The goal being to reduce boilerplate start/stop code.

erldis_dict module

erldis_dict provides similar semantics as the dict module in stdlib, using redis key-value commands.

erldis_list module

erldis_list provides a number of functions operating on redis lists, inspired by the array, lists, and queue modules in stdlib. You must pass in both the client PID and a redis list key.

erldis_sets module

erldis_sets works like the sets module, but you have to provide both the client PID and a redis set key.

Usage

Despite the low version numbers, I’ve been successfully using erldis as a component in parallel/distributed information retrieval (in conjunction with plists), and for accessing data shared with python / django apps. It’s a fully compliant erlang application that you can include in your target system release structure.

If also you’re using erldis for your redis needs, I’d love to hear about it.

Execnet vs Disco for Distributed NLTK

There’s a number of options for distributed processing and mapreduce in python. Before execnet surfaced, I’d been using Disco to do distributed NLTK. Now that I’ve happily switched to distributed NLTK with execnet, I can explain some of the differences and why execnet is so much better for my purposes.

Disco Overhead

Disco is a mapreduce framework for python, with an erlang core. This is very cool, but unfortunately introduces overhead costs when your functions are not pure (meaning they require external code and/or data). And part of speech tagging with NLTK is definitely not pure; the map function requires a part of speech tagger in order to do anything. So to use a part of speech tagger within a Disco map function, it must be loaded inline, which means unpickling the object before doing any work. And since a pickled part of speech tagger can easily exceed 500K, unpickling it can take over 2 seconds. When every map call has a fixed overhead of 2 seconds, your mapreduce task can take orders of magnitude longer to complete.

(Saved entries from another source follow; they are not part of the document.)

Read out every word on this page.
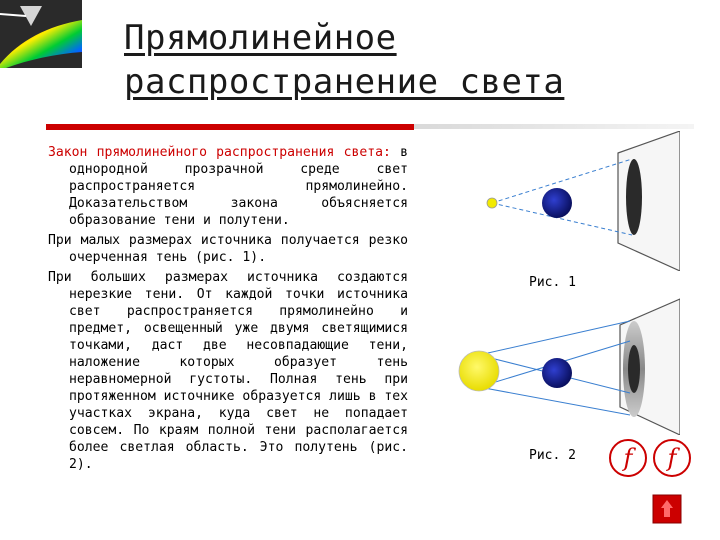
Прямолинейное
распространение света

Закон прямолинейного распространения света: в однородной прозрачной среде свет распространяется прямолинейно. Доказательством закона объясняется образование тени и полутени.

При малых размерах источника получается резко очерченная тень (рис. 1).

При больших размерах источника создаются нерезкие тени. От каждой точки источника свет распространяется прямолинейно и предмет, освещенный уже двумя светящимися точками, даст две несовпадающие тени, наложение которых образует тень неравномерной густоты. Полная тень при протяженном источнике образуется лишь в тех участках экрана, куда свет не попадает совсем. По краям полной тени располагается более светлая область. Это полутень (рис. 2).

Рис. 1
Рис. 2 f f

As an example, let’s say you need to do 6000 map calls, at 1 second of pure computation each. That’s 100 minutes, not counting overhead. Now add in the 2s fixed overhead on each call, and you’re at 300 minutes. What should be just over 1.6 hours of computation has jumped to 5 hours.

Execnet FTW

execnet provides a very different computational model: start some gateways and communicate thru message channels. In my case, all the fixed overhead can be done up-front, loading the part of speech tagger once per gateway, resulting in greatly reduced compute times. I did have to change my old Disco based code to work with execnet, but I actually ended up with less code that’s easier to understand.

Conclusion

If you’re just doing pure mapreduce computations, then consider using Disco. After the one time setup (which can be non-trivial), writing the functions will be relatively easy, and you’ll get a nice web UI for configuration and monitoring. But if you’re doing any dirty operations that need expensive initialization procedures, or can’t quite fit what you need into a pure mapreduce framework, then execnet is for you.